We're going to dump our insurance agent, for this and a number of other reasons, so what he thinks is an appropriate pet policy doesn't really matter anymore, at least to me.

Finally, while my state/county/muni DOES have pet policies, they do NOT single out any particular breed of dog. Dangerous dog is defined as a dog who has bitten, has exhibited the tendency to bite/threaten or has been trained to be a fighting dog (or just is a fighting dog - which we have a LOT of here). So, "suspected" dangerous dogs, simply due to breed, are NOT prohibited in my state/county/muni.
BrianB (California)
Posts: 2,820
Posted:
Tracie: a couple things to ask/think about/trigger conversation

1) ask your insurance agent (or anyone else) for EVIDENCE to back up their reasoning/claim, and make sure the evidence is from a credible source. As you point out, the most common dog biter is a cocker spaniel (very popular/common dog, high strung, often in families with children). Perhaps the evidence can be $$ spent on lawsuits, or # ER treatments per year. Whatever it is, make the person presenting the argument show evidence. And, remember that the plural of anecdote is not no matter how many "stories" a person has about something does not mean they have evidence.

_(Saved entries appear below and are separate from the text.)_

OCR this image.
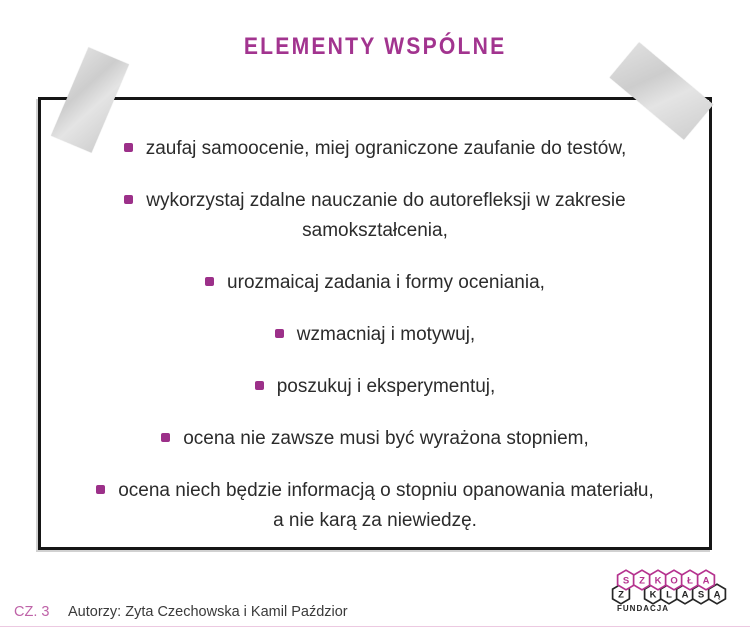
ELEMENTY WSPÓLNE
zaufaj samoocenie, miej ograniczone zaufanie do testów,
wykorzystaj zdalne nauczanie do autorefleksji w zakresie
samokształcenia,
urozmaicaj zadania i formy oceniania,
wzmacniaj i motywuj,
poszukuj i eksperymentuj,
ocena nie zawsze musi być wyrażona stopniem,
ocena niech będzie informacją o stopniu opanowania materiału,
a nie karą za niewiedzę.
CZ. 3 Autorzy: Zyta Czechowska i Kamil Paździor
Z	K L A S Ą
S Z K O Ł A
FUNDACJA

2) It has been said the purpose of the fine is to get compliance. Ask the board if that is true, what is the purpose of the courtesy letter and the compliance notice? And, why have three things who's purpose is exactly the same? Why not simply one thing? (I don't know the answer, but it's a challenging question. If nothing else, it may cause folks to rethink "purpose" attached to things).